Mon évasion

J’ai grandi dans un monde fortement légitimiste, alors les féministes, on ne les prenait pas au sérieux. J’ai pas mal évolué depuis, même si j’aime jouer au macho pour énerver les copines, cela fonctionne tellement bien !

Je ne me suis pas vraiment penché depuis sur les écrits des féministes, je me mettrai sans doute jour à lire Beauvoir et les autres, même si j’ai été réticent jusque là ! J’ai beaucoup aimé le précédent livre de Benoîte Groult sur la vieillesse, La touche étoile, et je viens de lire son autobiographie. Ce livre est sympathique mais assez inégal. L’enfance est assez détaillée, mais son engagement féministe est évoqué au travers de conversations avec Josyane Savigneau et manque singuilèrement de force.

Jeune fille née dans un milieu privilégié, nièce du couturier Poiret, fille de décorateur, la vie dans le VIIe n’a pas été trop dure. Elle fait des études mais n’étant ni brillante intellectuelle, ni artiste, elle devient institutrice, au regret de sa mère. Elle quittera l’enseignement pour devenir secrétaire et évoluera à la radio puis dans le journalisme et écrira son premier livre assez tard.

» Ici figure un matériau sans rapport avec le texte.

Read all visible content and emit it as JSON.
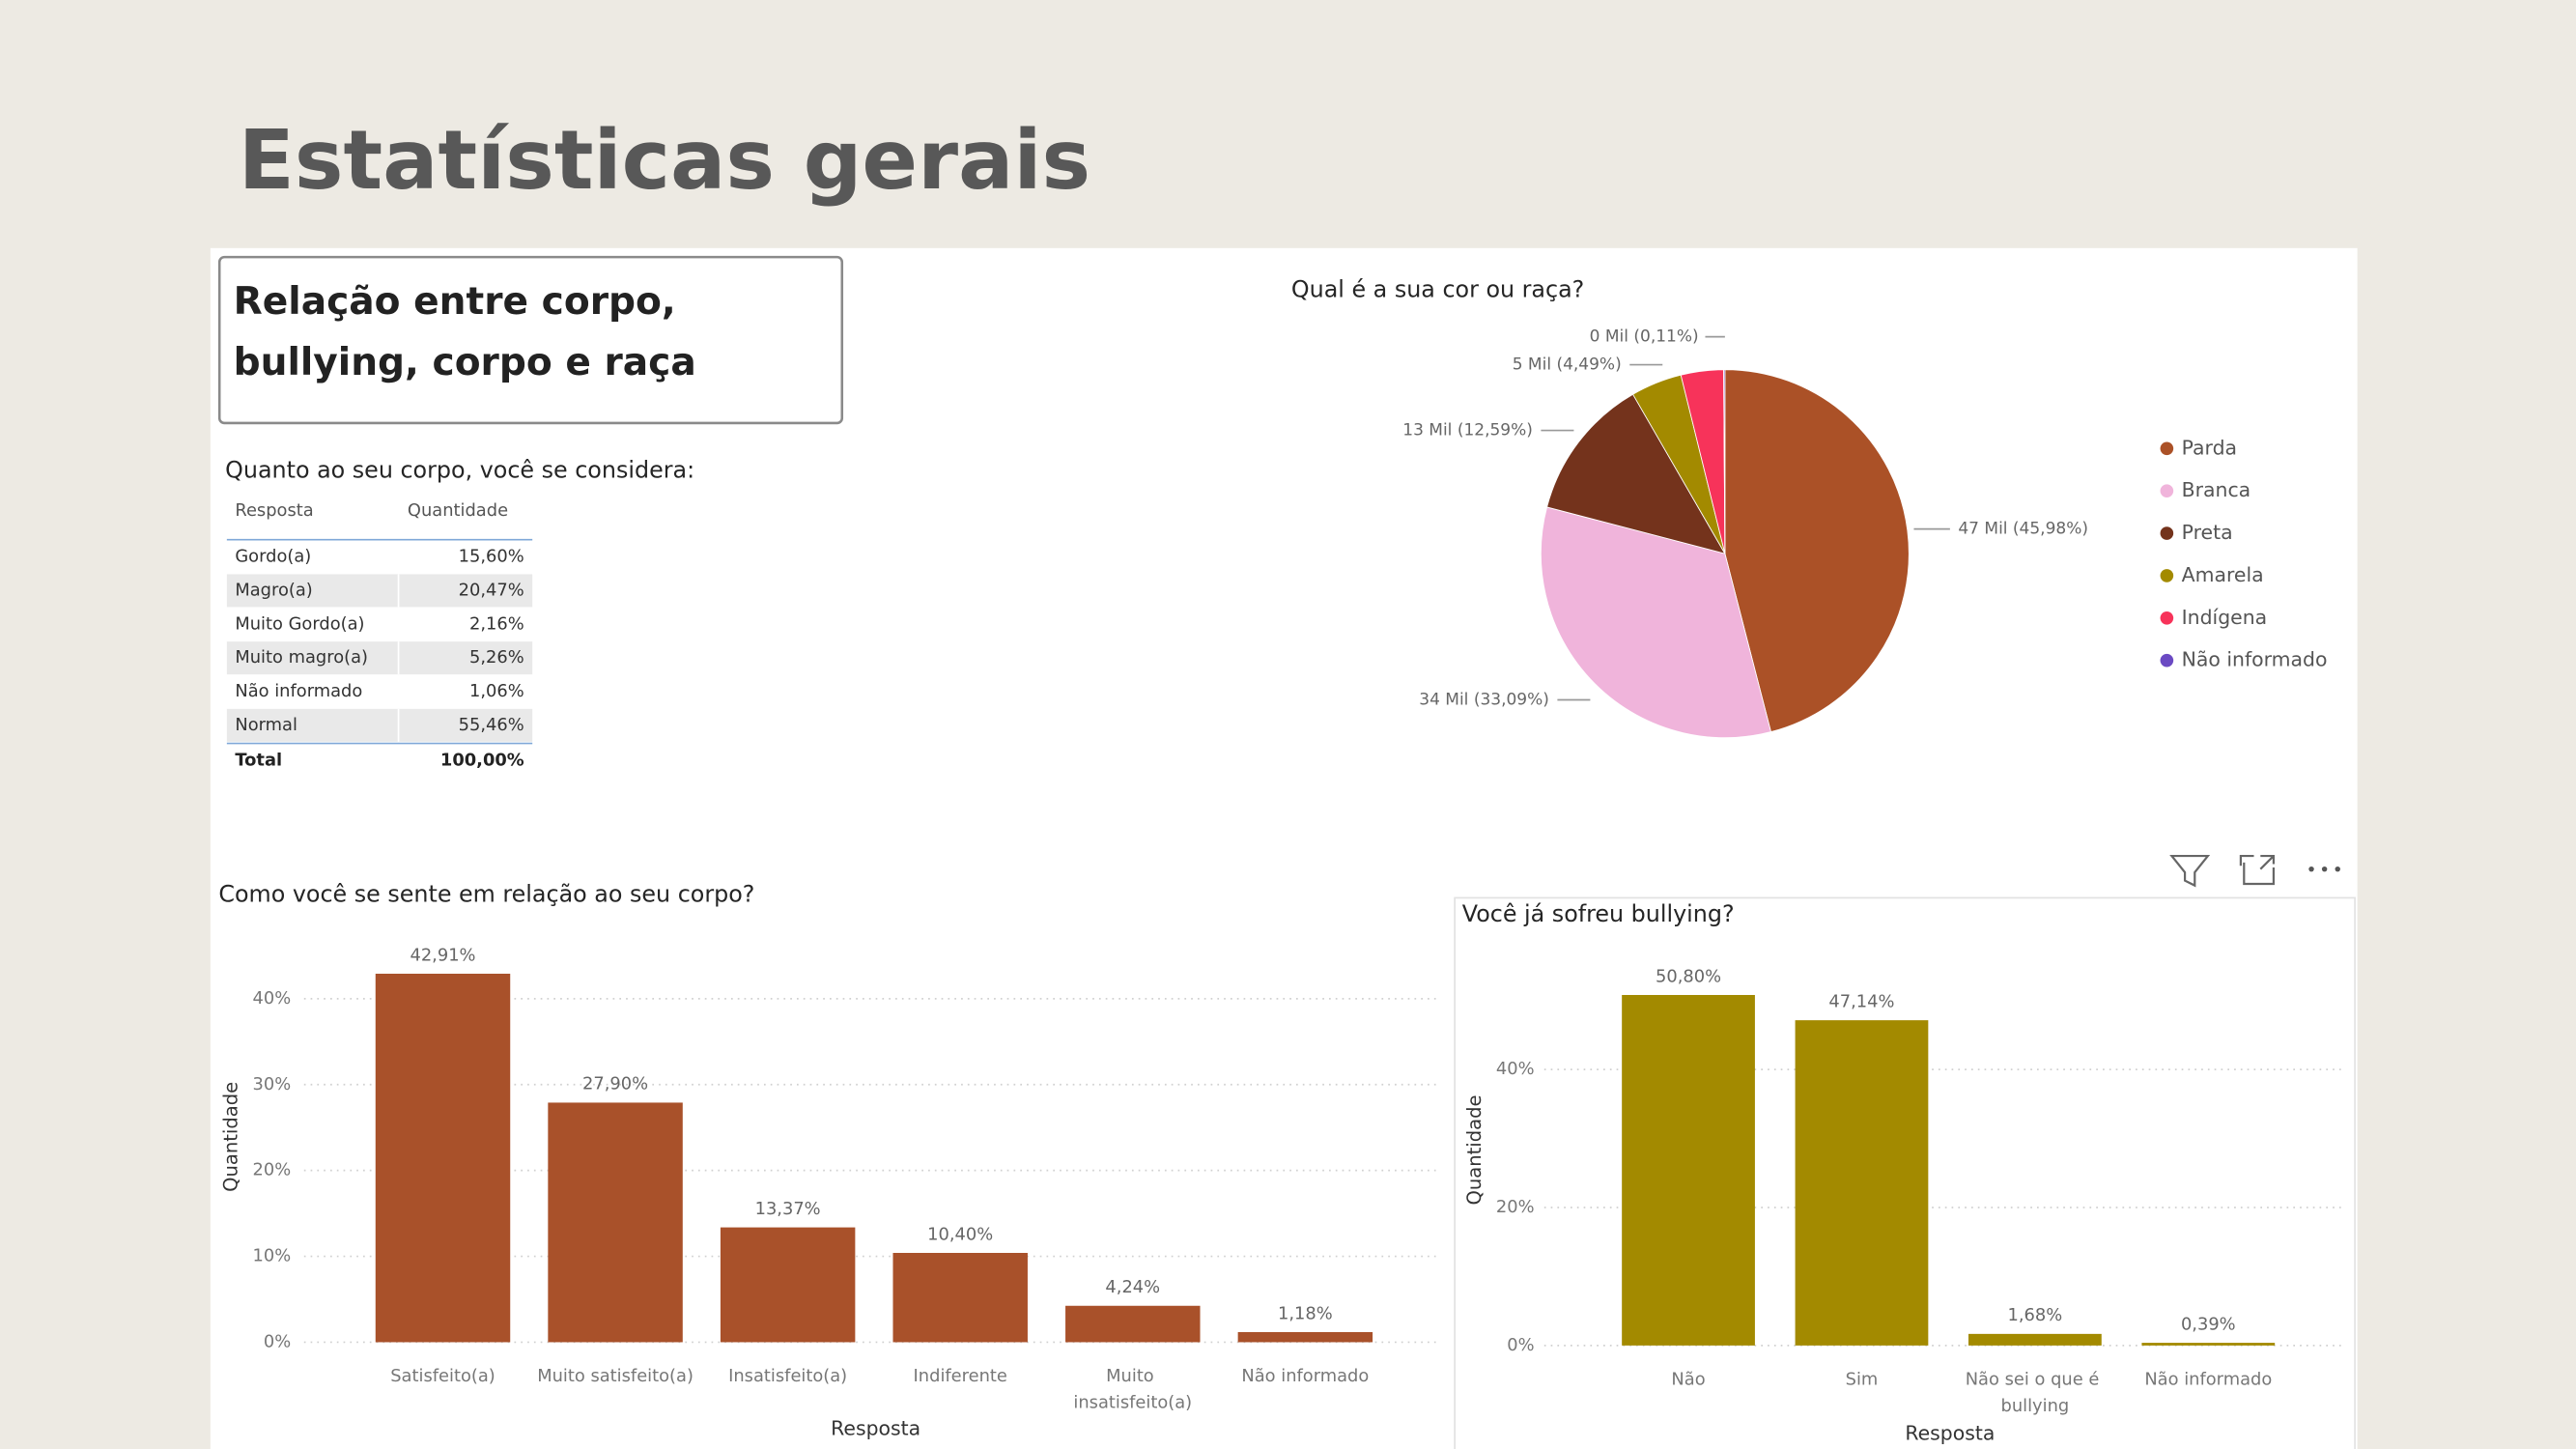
{
  "page_title": "Estatísticas gerais",
  "card_title": [
    "Relação entre corpo,",
    "bullying, corpo e raça"
  ],
  "table": {
    "title": "Quanto ao seu corpo, você se considera:",
    "columns": [
      "Resposta",
      "Quantidade"
    ],
    "rows": [
      [
        "Gordo(a)",
        "15,60%"
      ],
      [
        "Magro(a)",
        "20,47%"
      ],
      [
        "Muito Gordo(a)",
        "2,16%"
      ],
      [
        "Muito magro(a)",
        "5,26%"
      ],
      [
        "Não informado",
        "1,06%"
      ],
      [
        "Normal",
        "55,46%"
      ]
    ],
    "total": [
      "Total",
      "100,00%"
    ]
  },
  "chart_data": [
    {
      "type": "pie",
      "title": "Qual é a sua cor ou raça?",
      "categories": [
        "Parda",
        "Branca",
        "Preta",
        "Amarela",
        "Indígena",
        "Não informado"
      ],
      "values": [
        45.98,
        33.09,
        12.59,
        4.49,
        3.74,
        0.11
      ],
      "value_labels": [
        "47 Mil (45,98%)",
        "34 Mil (33,09%)",
        "13 Mil (12,59%)",
        "5 Mil (4,49%)",
        null,
        "0 Mil (0,11%)"
      ],
      "colors": [
        "#ab5127",
        "#f0b4db",
        "#74331c",
        "#a38a00",
        "#f7335a",
        "#6b4ac3"
      ],
      "legend": "right"
    },
    {
      "type": "bar",
      "title": "Como você se sente em relação ao seu corpo?",
      "x_label": "Resposta",
      "y_label": "Quantidade",
      "categories": [
        "Satisfeito(a)",
        "Muito satisfeito(a)",
        "Insatisfeito(a)",
        "Indiferente",
        "Muito insatisfeito(a)",
        "Não informado"
      ],
      "values": [
        42.91,
        27.9,
        13.37,
        10.4,
        4.24,
        1.18
      ],
      "value_labels": [
        "42,91%",
        "27,90%",
        "13,37%",
        "10,40%",
        "4,24%",
        "1,18%"
      ],
      "color": "#a9512a",
      "ylim": [
        0,
        44
      ],
      "yticks": [
        {
          "value": 0,
          "label": "0%"
        },
        {
          "value": 10,
          "label": "10%"
        },
        {
          "value": 20,
          "label": "20%"
        },
        {
          "value": 30,
          "label": "30%"
        },
        {
          "value": 40,
          "label": "40%"
        }
      ],
      "grid": true
    },
    {
      "type": "bar",
      "title": "Você já sofreu bullying?",
      "x_label": "Resposta",
      "y_label": "Quantidade",
      "categories": [
        "Não",
        "Sim",
        "Não sei o que é bullying",
        "Não informado"
      ],
      "values": [
        50.8,
        47.14,
        1.68,
        0.39
      ],
      "value_labels": [
        "50,80%",
        "47,14%",
        "1,68%",
        "0,39%"
      ],
      "color": "#a38a00",
      "ylim": [
        0,
        55
      ],
      "yticks": [
        {
          "value": 0,
          "label": "0%"
        },
        {
          "value": 20,
          "label": "20%"
        },
        {
          "value": 40,
          "label": "40%"
        }
      ],
      "grid": true
    }
  ]
}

Elle se marie pendant la guerre et devient rapidement veuve. La Libération lui permet de reprendre goût à  la vie en fréquentant les soldats américains, puis elle se marie avec un jeune journaliste, Georges de Caunes. Le mariage durera le temps de faire 2 enfants, mais elle décrit un beau salaud égoïste. Elle en profite pour évoquer les difficultés des femmes de l’époque à maîtriser la maternité. L’évocation des avortements clandestins ou l’usage de techniques plus ou moins artisanales fait froid dans le dos, et dire qu’il a fallu attendre la loi Veil pour que tout soit organisé (il y a encore plus de 200 000 IVG chaque année en France) !

Elle rencontre Paul Guimard et ils vivront une cinquantaine d’années ensemble. Paradoxalement c’est à partir de ce moment qu’elle en raconte le moins. Le couple a passé un genre d’accord à la Sartre et Beauvoir, elle reconnait que cela leur a permis de passer les années, mais aussi que cela n’a pas été simple tous les jours. Avec Guimard, ils achètent une maison en Bretagne et les pages sur la pêche à pied sont les plus beaux passages du livre. Cette passion de la mer et de la pêche les tiendra toute leur vie et elle en reparle à la fin, mais les 2 vieux qui s’accrochent à leur bateau sont un peu pathétiques.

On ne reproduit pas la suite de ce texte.